Три раза, обливаясь потом, пытался Руслан сдать экзамен, но все усилия были тщетными: злая баба отказывалась вывести спасительную тройку в измызганной за годы учебы, сдач и пересдач экзаменов зачетке. Семихатко был готов мыть полы Вере Даниловне, чистить ей тупоносые мрачные туфли, носить за ней огромный дерматиновый портфель, можно даже в зубах. Но принципиальная преподавательница каждый раз завершала позорное фиаско студента роковыми словами:
— Неудовлетворительно! Придется вам получше подготовиться в следующий раз!
И вот наконец измученный Семихатко вызвал смутное чувство жалости даже в унылой мегере, которую боялось и ненавидело уже неизвестно какое по счету поколение студентов.

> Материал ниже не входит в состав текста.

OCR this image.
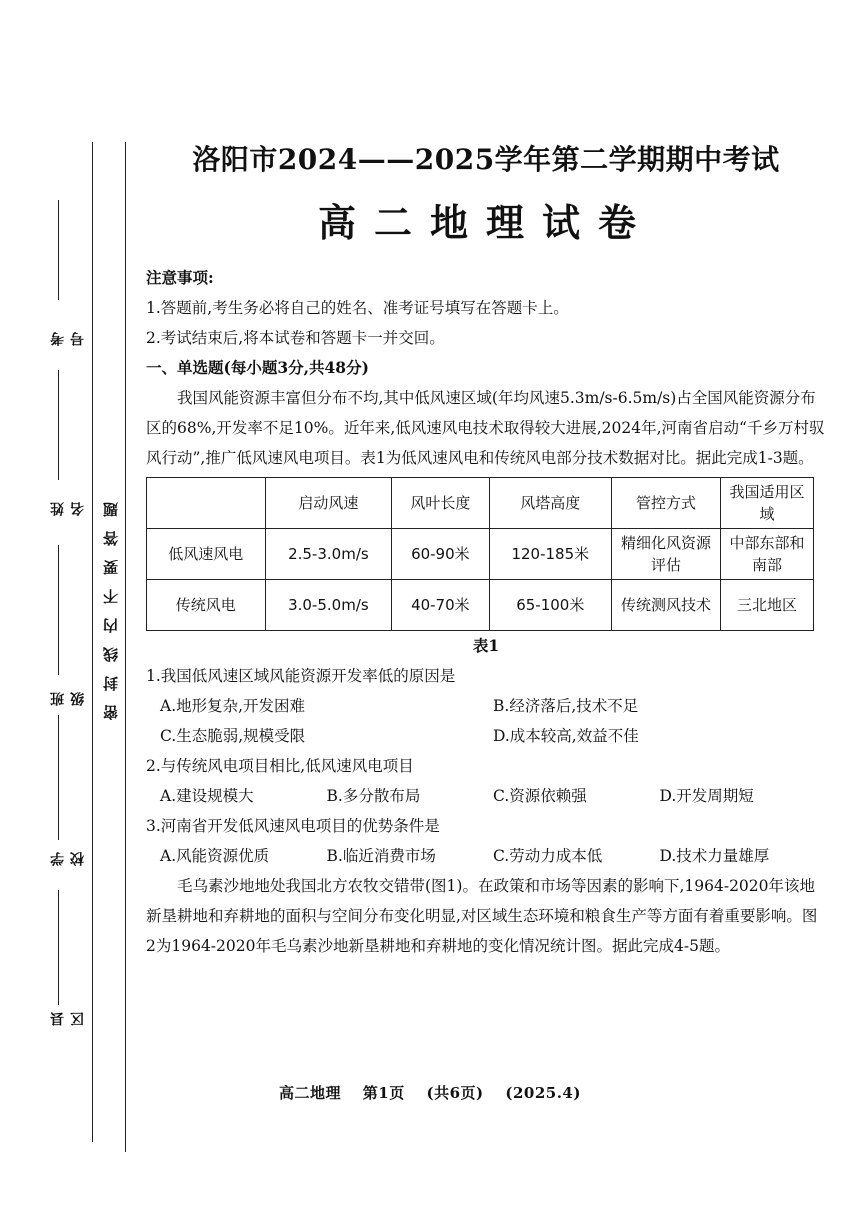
考号
姓名
班级
学校
县区
密封线内不要答题
洛阳市2024——2025学年第二学期期中考试
高二地理试卷

注意事项:

1.答题前,考生务必将自己的姓名、准考证号填写在答题卡上。

2.考试结束后,将本试卷和答题卡一并交回。

一、单选题(每小题3分,共48分)

我国风能资源丰富但分布不均,其中低风速区域(年均风速5.3m/s-6.5m/s)占全国风能资源分布区的68%,开发率不足10%。近年来,低风速风电技术取得较大进展,2024年,河南省启动“千乡万村驭风行动”,推广低风速风电项目。表1为低风速风电和传统风电部分技术数据对比。据此完成1-3题。

	启动风速	风叶长度	风塔高度	管控方式	我国适用区域
低风速风电	2.5-3.0m/s	60-90米	120-185米	精细化风资源评估	中部东部和南部
传统风电	3.0-5.0m/s	40-70米	65-100米	传统测风技术	三北地区
表1

1.我国低风速区域风能资源开发率低的原因是

A.地形复杂,开发困难	B.经济落后,技术不足
C.生态脆弱,规模受限	D.成本较高,效益不佳

2.与传统风电项目相比,低风速风电项目

A.建设规模大	B.多分散布局	C.资源依赖强	D.开发周期短

3.河南省开发低风速风电项目的优势条件是

A.风能资源优质	B.临近消费市场	C.劳动力成本低	D.技术力量雄厚

毛乌素沙地地处我国北方农牧交错带(图1)。在政策和市场等因素的影响下,1964-2020年该地新垦耕地和弃耕地的面积与空间分布变化明显,对区域生态环境和粮食生产等方面有着重要影响。图2为1964-2020年毛乌素沙地新垦耕地和弃耕地的变化情况统计图。据此完成4-5题。

高二地理 第1页 (共6页) (2025.4)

Круглые карие глаза толстенького Семихатко так умоляюще глядели в лицо Веры Даниловны, пухлые короткопалые руки так униженно складывались в молитвенном жесте, а круглые красные щечки так дрожали от волнения, что ее сердце дрогнуло и подобрело. “Может, он старался… — пронеслось в ее голове, украшенной седыми кудрями, словно приклеенными к черепу. — Может, ему не дается английский. Вдруг он заплачет?”… И тут же она с ужасом заметила, что по толстым щечкам текут крупные слезы, оставляя мокрые дорожки.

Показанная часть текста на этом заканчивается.